Although there are many nuances when it comes to insurance, this article focusses on situations that may result in coverage gaps and identifying the “red flags” that indicate when it’s time to call the association’s insurance representative.
Claims Made v. Occurrence Based Policies
The most common coverage gaps occur when an association is changing insurers and fails to ensure the new policy picks up where the last policy left off. How is this possible? It is possible when one policy is a “claims made” policy, while the other one is an “occurrence based’ policy.
A “claims made” policy only covers claims that are made during the period that policy is in place regardless of when the claim actually occurred. On the other hand, an “occurrence based’ policy covers claims that occurred during the period the policy was in effect, even if such claims are reported after the policy no longer exists. Therefore, an association that is changing insurance policies from a “claims made” (original policy) to an “occurrence based” policy may experience a coverage gap if a claim occurred during the original policy period, but was not reported until the new policy kicked in.
To eliminate the possibility of the above described coverage gap, make sure you know whether the new and old policies are “claims made” policies or “occurrence based” policies. If the two types of policies are different, discuss additional gap coverage with the association’s insurance representative.
Another circumstance that may lead to a gap in insurance coverage is the wind/hail deductible. The current trend is for such deductible to oftentimes equal a percentage of one building’s or all the community’s buildings’ total valuation. Typically these percentage based deductibles range between 1% and 5% of the buildings’ values. Although this may not seem like a huge amount, if a particular building is appraised at $5 million and the deductible is 2% (per building), the association will be on the hook for paying a $100,000 deductible. If the entire community is appraised at $25 million and the deductible is 2% (of the entire community), the association will be responsible for paying a $500,000 deductible, which is not small potatoes.
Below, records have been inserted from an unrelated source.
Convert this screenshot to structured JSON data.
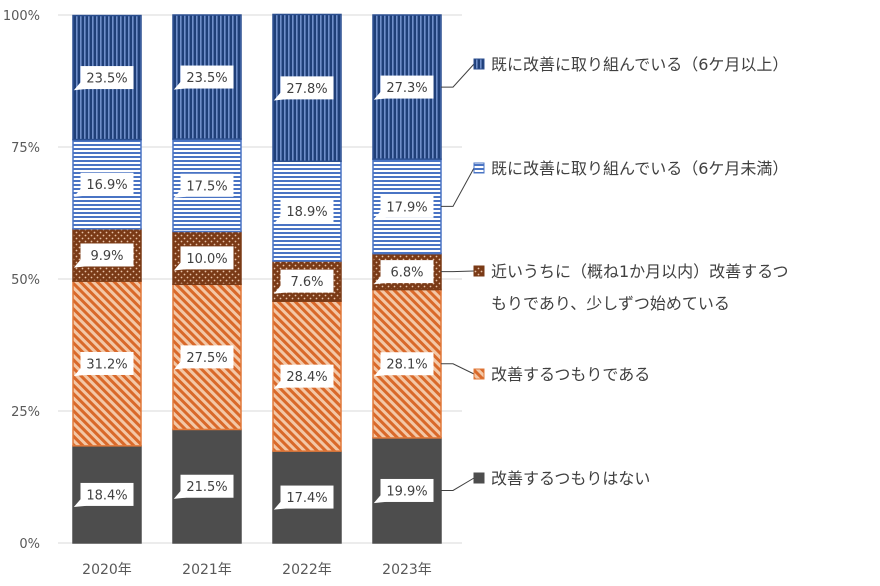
{
  "chart_data": {
    "type": "bar",
    "stacked": true,
    "percent_stacked": true,
    "categories": [
      "2020年",
      "2021年",
      "2022年",
      "2023年"
    ],
    "ylim": [
      0,
      100
    ],
    "yticks": [
      "0%",
      "25%",
      "50%",
      "75%",
      "100%"
    ],
    "ytick_values": [
      0,
      25,
      50,
      75,
      100
    ],
    "grid": true,
    "legend_position": "right",
    "series": [
      {
        "name": "改善するつもりはない",
        "values": [
          18.4,
          21.5,
          17.4,
          19.9
        ],
        "labels": [
          "18.4%",
          "21.5%",
          "17.4%",
          "19.9%"
        ],
        "color": "#4d4d4d",
        "pattern": "solid"
      },
      {
        "name": "改善するつもりである",
        "values": [
          31.2,
          27.5,
          28.4,
          28.1
        ],
        "labels": [
          "31.2%",
          "27.5%",
          "28.4%",
          "28.1%"
        ],
        "color": "#e0793a",
        "pattern": "diagonal"
      },
      {
        "name": "近いうちに（概ね1か月以内）改善するつもりであり、少しずつ始めている",
        "values": [
          9.9,
          10.0,
          7.6,
          6.8
        ],
        "labels": [
          "9.9%",
          "10.0%",
          "7.6%",
          "6.8%"
        ],
        "color": "#7a3a16",
        "pattern": "dots",
        "legend_lines": [
          "近いうちに（概ね1か月以内）改善するつ",
          "もりであり、少しずつ始めている"
        ]
      },
      {
        "name": "既に改善に取り組んでいる（6ケ月未満）",
        "values": [
          16.9,
          17.5,
          18.9,
          17.9
        ],
        "labels": [
          "16.9%",
          "17.5%",
          "18.9%",
          "17.9%"
        ],
        "color": "#4a74c4",
        "pattern": "horizontal"
      },
      {
        "name": "既に改善に取り組んでいる（6ケ月以上）",
        "values": [
          23.5,
          23.5,
          27.8,
          27.3
        ],
        "labels": [
          "23.5%",
          "23.5%",
          "27.8%",
          "27.3%"
        ],
        "color": "#2c4f8f",
        "pattern": "vertical"
      }
    ]
  }
}
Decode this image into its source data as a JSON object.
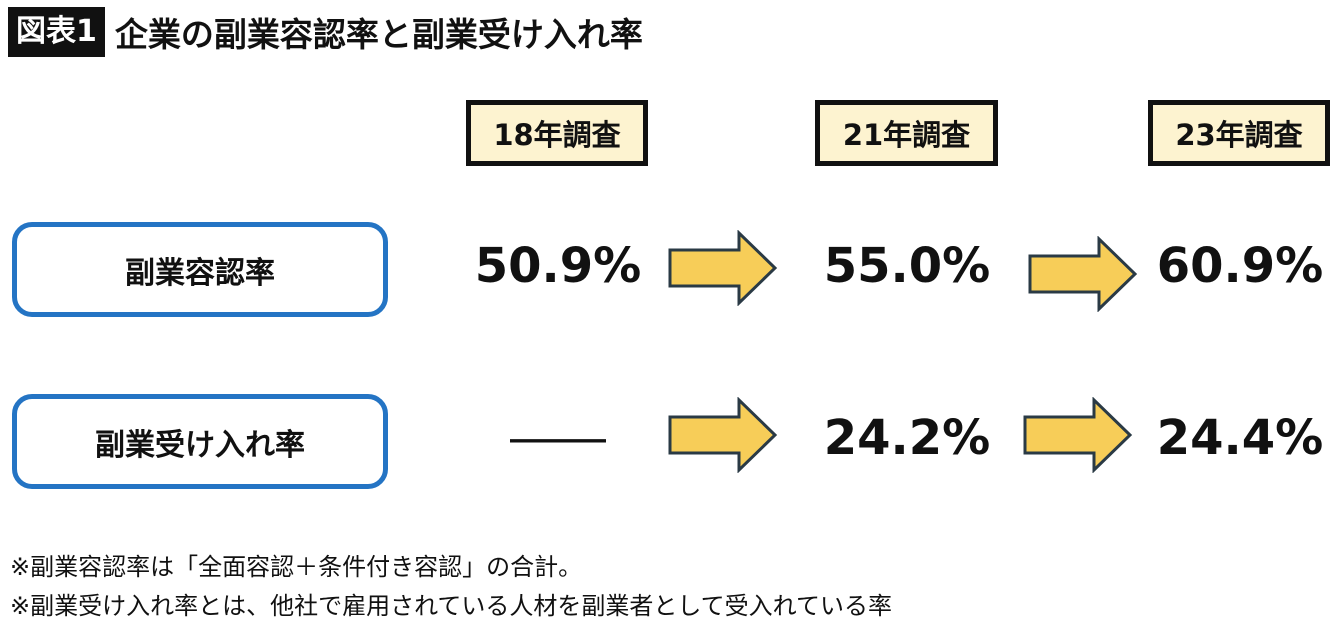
{
  "title": {
    "badge": "図表1",
    "text": "企業の副業容認率と副業受け入れ率"
  },
  "chart_data": {
    "type": "table",
    "columns": [
      "18年調査",
      "21年調査",
      "23年調査"
    ],
    "rows": [
      {
        "label": "副業容認率",
        "values": [
          "50.9%",
          "55.0%",
          "60.9%"
        ]
      },
      {
        "label": "副業受け入れ率",
        "values": [
          "――",
          "24.2%",
          "24.4%"
        ]
      }
    ]
  },
  "notes": [
    "※副業容認率は「全面容認＋条件付き容認」の合計。",
    "※副業受け入れ率とは、他社で雇用されている人材を副業者として受入れている率"
  ],
  "colors": {
    "label_border": "#2474c4",
    "arrow_fill": "#f7cd58",
    "arrow_stroke": "#2a3a45",
    "year_box_fill": "#fdf3d0"
  }
}
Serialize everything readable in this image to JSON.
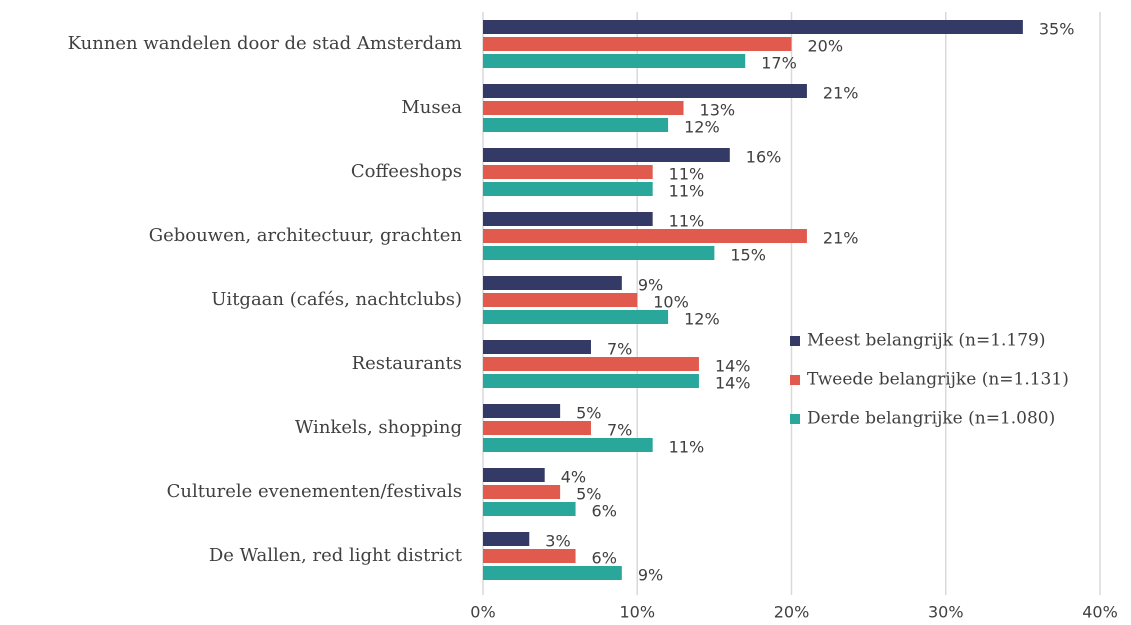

What can be done to avoid this type of coverage gap? First and foremost, all owners in the community should continually be encouraged to obtain loss assessment coverage, which is an endorsement to their personal property policies covering special assessments imposed for the purpose of covering insurance deductibles. Having this type of coverage, will allow associations to special assess owners for the deductible amounts and have such special assessment paid by owners’ insurance carriers.
A second, and more difficult, option is to try and find a policy that provides a flat fee dollar deductible for wind/hail claims. Although very rare, some insurance carriers are willing to underwrite policies with a flat fee wind/hail deductible.
Another red flag to watch out for is a “co-insurance” clause in the association’s policy. In short, a co-insurance clause requires that buildings be insured up to a particular percentage of their value, or the association faces a monetary penalty when it submits a claim.
For example, your insurance may provide an 80% co-insurance requirement, which means the buildings must be insured to at least 80% of their full values. If the association’s total building coverage is less than 80% of the total value, the association becomes a “co-insurer” and must pay a portion of the claim out of its own pocket.
The best way to protect your community against this coverage gap is to make sure the association obtains coverage for 100% of the building(s)’ replacement cost and the community’s insurance policy does not contain a co-insurance requirement.
Although there are always risks that an association is not adequately insured or has gaps in coverage, the above three items are some of the most reoccurring causes of coverage gaps. So if any of these red flags pop up, make sure you contact the community’s insurance representative right away.